Nice views, though. Lots of maguey cactus fields, and one place where you were in the old lava fields from when the nearby volcano had literally blown off it's top. The last time I'd been to Tepic, I'd caught a ride with Leonel and Marta, they'd been to Leon to buy shoes for their store, and were headed home to Chihuahua. Anyway, we passed by this one town, and Leonel said, to the effect of, "Man, they so some weird shit here, eating mushrooms and flying through the air". Leonel is no Choir Boy, so the town must've made an impression on him for a reason. I'd read that this town is famous for it's witchcraft and sorcery.

Tepic is in the heart of the sugar cane region, and across from the bus station were trucks and trucks full of cut cane, and the sweet smell of cooking cane juice, a big improvement over acrid bus smell. I'd also forgotten the great number of sugar cane stands where you can buy peeled cane pieces to gnaw.

Tepic is the capital of Nayarit and well off the trodden tourist beat, but I love coming here. It's got several great book stores, great coffee, great weather, and has sort of an intellectual vibe - men in pony tails and Che berets, girls in leggings and little granny glasses, a vegetarian restaurant, and street musicians playing classical music on violin. When I stayed in Tepic at the venerable Hotel Sierra de Alica, a 1950's flashback, the young receptionist was plowing through Gabriel Garcia Marquez.
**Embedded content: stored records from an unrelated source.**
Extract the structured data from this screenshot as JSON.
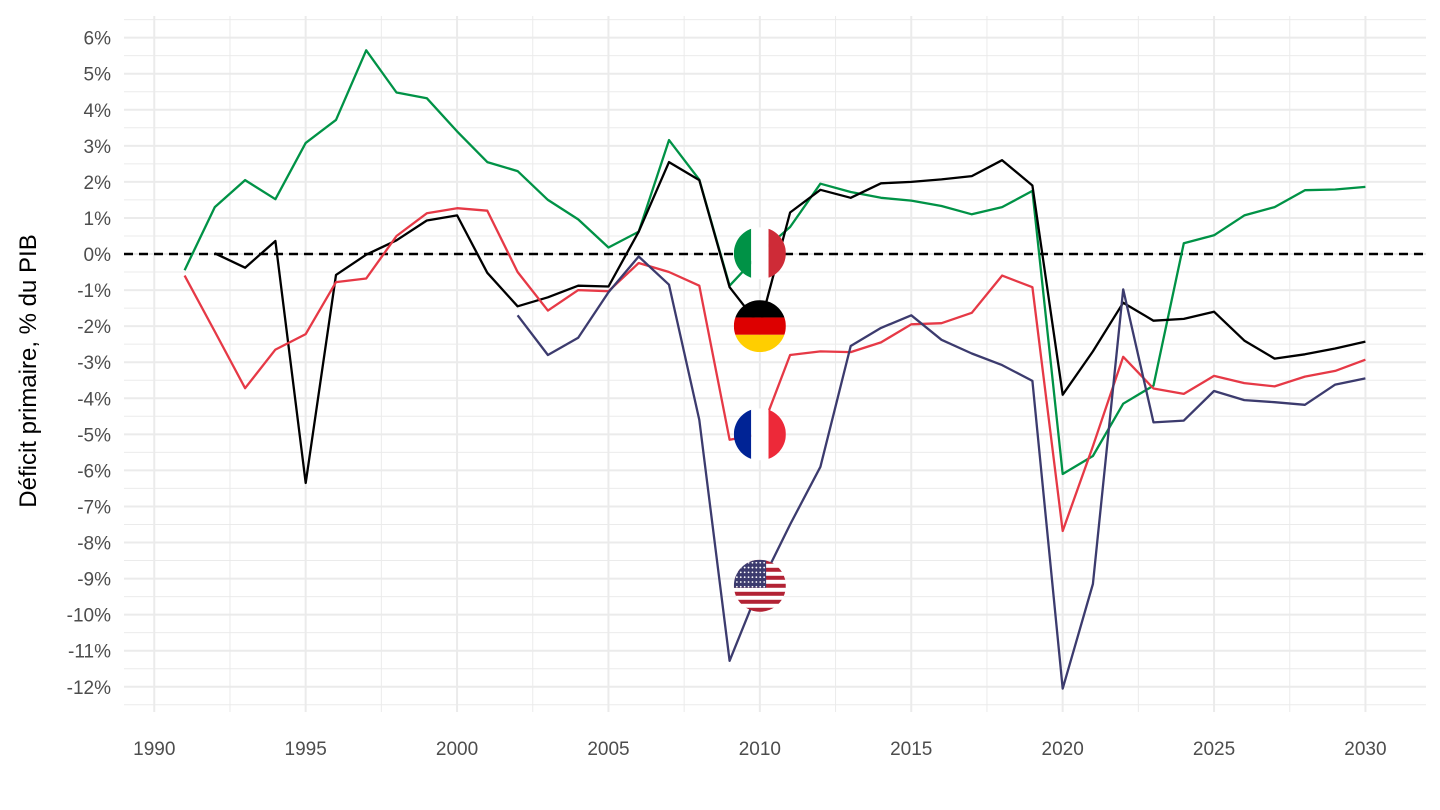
{
  "chart_data": {
    "type": "line",
    "title": "",
    "xlabel": "",
    "ylabel": "Déficit primaire, % du PIB",
    "xlim": [
      1989,
      2032
    ],
    "ylim": [
      -12.7,
      6.6
    ],
    "x_ticks": [
      1990,
      1995,
      2000,
      2005,
      2010,
      2015,
      2020,
      2025,
      2030
    ],
    "x_tick_labels": [
      "1990",
      "1995",
      "2000",
      "2005",
      "2010",
      "2015",
      "2020",
      "2025",
      "2030"
    ],
    "y_ticks": [
      6,
      5,
      4,
      3,
      2,
      1,
      0,
      -1,
      -2,
      -3,
      -4,
      -5,
      -6,
      -7,
      -8,
      -9,
      -10,
      -11,
      -12
    ],
    "y_tick_labels": [
      "6%",
      "5%",
      "4%",
      "3%",
      "2%",
      "1%",
      "0%",
      "-1%",
      "-2%",
      "-3%",
      "-4%",
      "-5%",
      "-6%",
      "-7%",
      "-8%",
      "-9%",
      "-10%",
      "-11%",
      "-12%"
    ],
    "grid": true,
    "reference_line": {
      "y": 0,
      "style": "dashed",
      "color": "#000000"
    },
    "legend": "flag icons at 2010",
    "series": [
      {
        "flag": "italy-flag-icon",
        "color": "#009246",
        "points": [
          [
            1991,
            -0.45
          ],
          [
            1992,
            1.3
          ],
          [
            1993,
            2.05
          ],
          [
            1994,
            1.52
          ],
          [
            1995,
            3.08
          ],
          [
            1996,
            3.72
          ],
          [
            1997,
            5.65
          ],
          [
            1998,
            4.48
          ],
          [
            1999,
            4.32
          ],
          [
            2000,
            3.4
          ],
          [
            2001,
            2.55
          ],
          [
            2002,
            2.3
          ],
          [
            2003,
            1.5
          ],
          [
            2004,
            0.96
          ],
          [
            2005,
            0.18
          ],
          [
            2006,
            0.62
          ],
          [
            2007,
            3.16
          ],
          [
            2008,
            2.06
          ],
          [
            2009,
            -0.88
          ],
          [
            2010,
            0.02
          ],
          [
            2011,
            0.75
          ],
          [
            2012,
            1.95
          ],
          [
            2013,
            1.72
          ],
          [
            2014,
            1.56
          ],
          [
            2015,
            1.48
          ],
          [
            2016,
            1.33
          ],
          [
            2017,
            1.1
          ],
          [
            2018,
            1.3
          ],
          [
            2019,
            1.75
          ],
          [
            2020,
            -6.1
          ],
          [
            2021,
            -5.6
          ],
          [
            2022,
            -4.15
          ],
          [
            2023,
            -3.65
          ],
          [
            2024,
            0.3
          ],
          [
            2025,
            0.52
          ],
          [
            2026,
            1.07
          ],
          [
            2027,
            1.3
          ],
          [
            2028,
            1.77
          ],
          [
            2029,
            1.79
          ],
          [
            2030,
            1.86
          ]
        ]
      },
      {
        "flag": "germany-flag-icon",
        "color": "#000000",
        "points": [
          [
            1992,
            0.02
          ],
          [
            1993,
            -0.38
          ],
          [
            1994,
            0.36
          ],
          [
            1995,
            -6.35
          ],
          [
            1996,
            -0.58
          ],
          [
            1997,
            -0.02
          ],
          [
            1998,
            0.38
          ],
          [
            1999,
            0.93
          ],
          [
            2000,
            1.07
          ],
          [
            2001,
            -0.52
          ],
          [
            2002,
            -1.45
          ],
          [
            2003,
            -1.2
          ],
          [
            2004,
            -0.88
          ],
          [
            2005,
            -0.9
          ],
          [
            2006,
            0.62
          ],
          [
            2007,
            2.55
          ],
          [
            2008,
            2.05
          ],
          [
            2009,
            -0.92
          ],
          [
            2010,
            -2.0
          ],
          [
            2011,
            1.15
          ],
          [
            2012,
            1.78
          ],
          [
            2013,
            1.56
          ],
          [
            2014,
            1.96
          ],
          [
            2015,
            2.0
          ],
          [
            2016,
            2.07
          ],
          [
            2017,
            2.16
          ],
          [
            2018,
            2.6
          ],
          [
            2019,
            1.9
          ],
          [
            2020,
            -3.9
          ],
          [
            2021,
            -2.7
          ],
          [
            2022,
            -1.35
          ],
          [
            2023,
            -1.85
          ],
          [
            2024,
            -1.8
          ],
          [
            2025,
            -1.6
          ],
          [
            2026,
            -2.4
          ],
          [
            2027,
            -2.9
          ],
          [
            2028,
            -2.78
          ],
          [
            2029,
            -2.62
          ],
          [
            2030,
            -2.43
          ]
        ]
      },
      {
        "flag": "france-flag-icon",
        "color": "#e63946",
        "points": [
          [
            1991,
            -0.6
          ],
          [
            1992,
            -2.15
          ],
          [
            1993,
            -3.72
          ],
          [
            1994,
            -2.65
          ],
          [
            1995,
            -2.22
          ],
          [
            1996,
            -0.78
          ],
          [
            1997,
            -0.68
          ],
          [
            1998,
            0.5
          ],
          [
            1999,
            1.13
          ],
          [
            2000,
            1.27
          ],
          [
            2001,
            1.2
          ],
          [
            2002,
            -0.5
          ],
          [
            2003,
            -1.57
          ],
          [
            2004,
            -1.0
          ],
          [
            2005,
            -1.03
          ],
          [
            2006,
            -0.25
          ],
          [
            2007,
            -0.5
          ],
          [
            2008,
            -0.88
          ],
          [
            2009,
            -5.15
          ],
          [
            2010,
            -5.0
          ],
          [
            2011,
            -2.8
          ],
          [
            2012,
            -2.7
          ],
          [
            2013,
            -2.72
          ],
          [
            2014,
            -2.45
          ],
          [
            2015,
            -1.95
          ],
          [
            2016,
            -1.92
          ],
          [
            2017,
            -1.63
          ],
          [
            2018,
            -0.6
          ],
          [
            2019,
            -0.92
          ],
          [
            2020,
            -7.68
          ],
          [
            2021,
            -5.33
          ],
          [
            2022,
            -2.85
          ],
          [
            2023,
            -3.73
          ],
          [
            2024,
            -3.88
          ],
          [
            2025,
            -3.38
          ],
          [
            2026,
            -3.58
          ],
          [
            2027,
            -3.67
          ],
          [
            2028,
            -3.4
          ],
          [
            2029,
            -3.24
          ],
          [
            2030,
            -2.93
          ]
        ]
      },
      {
        "flag": "usa-flag-icon",
        "color": "#3c3b6e",
        "points": [
          [
            2002,
            -1.7
          ],
          [
            2003,
            -2.8
          ],
          [
            2004,
            -2.32
          ],
          [
            2005,
            -1.06
          ],
          [
            2006,
            -0.07
          ],
          [
            2007,
            -0.85
          ],
          [
            2008,
            -4.6
          ],
          [
            2009,
            -11.28
          ],
          [
            2010,
            -9.2
          ],
          [
            2011,
            -7.5
          ],
          [
            2012,
            -5.9
          ],
          [
            2013,
            -2.55
          ],
          [
            2014,
            -2.05
          ],
          [
            2015,
            -1.7
          ],
          [
            2016,
            -2.38
          ],
          [
            2017,
            -2.76
          ],
          [
            2018,
            -3.08
          ],
          [
            2019,
            -3.52
          ],
          [
            2020,
            -12.05
          ],
          [
            2021,
            -9.15
          ],
          [
            2022,
            -0.98
          ],
          [
            2023,
            -4.67
          ],
          [
            2024,
            -4.62
          ],
          [
            2025,
            -3.8
          ],
          [
            2026,
            -4.05
          ],
          [
            2027,
            -4.11
          ],
          [
            2028,
            -4.18
          ],
          [
            2029,
            -3.62
          ],
          [
            2030,
            -3.45
          ]
        ]
      }
    ]
  },
  "colors": {
    "italy_green": "#009246",
    "italy_red": "#ce2b37",
    "germany_black": "#000000",
    "germany_red": "#dd0000",
    "germany_gold": "#ffce00",
    "france_blue": "#002395",
    "france_red": "#ed2939",
    "usa_blue": "#3c3b6e",
    "usa_red": "#b22234",
    "grid": "#ebebeb"
  }
}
As well as being the government center for the state, Tepic is also the commercial hub, so the Cora and Huicholes all come into town to trade and I'm here to trade pesos for Huichol artwork and handicrafts. I remember in the 1970's, when I first worked at Taos Ski Valley, there used to be a small bead shop on the plaza. One time the owner had just gotten in a shipment of Huichol beadwork and it was, to me, amazing but totally out of my financial reach. Never did I imagine that one day I'd be selling it.
One of the tings that the Huicholes had for sale that I did not buy today was peyote unguent. It was supposed to be good for colds, which I have, but I was afraid of getting busted for drugs,. I also didn't buy any sugar cane - it's like celery, you need dental floss after eating it.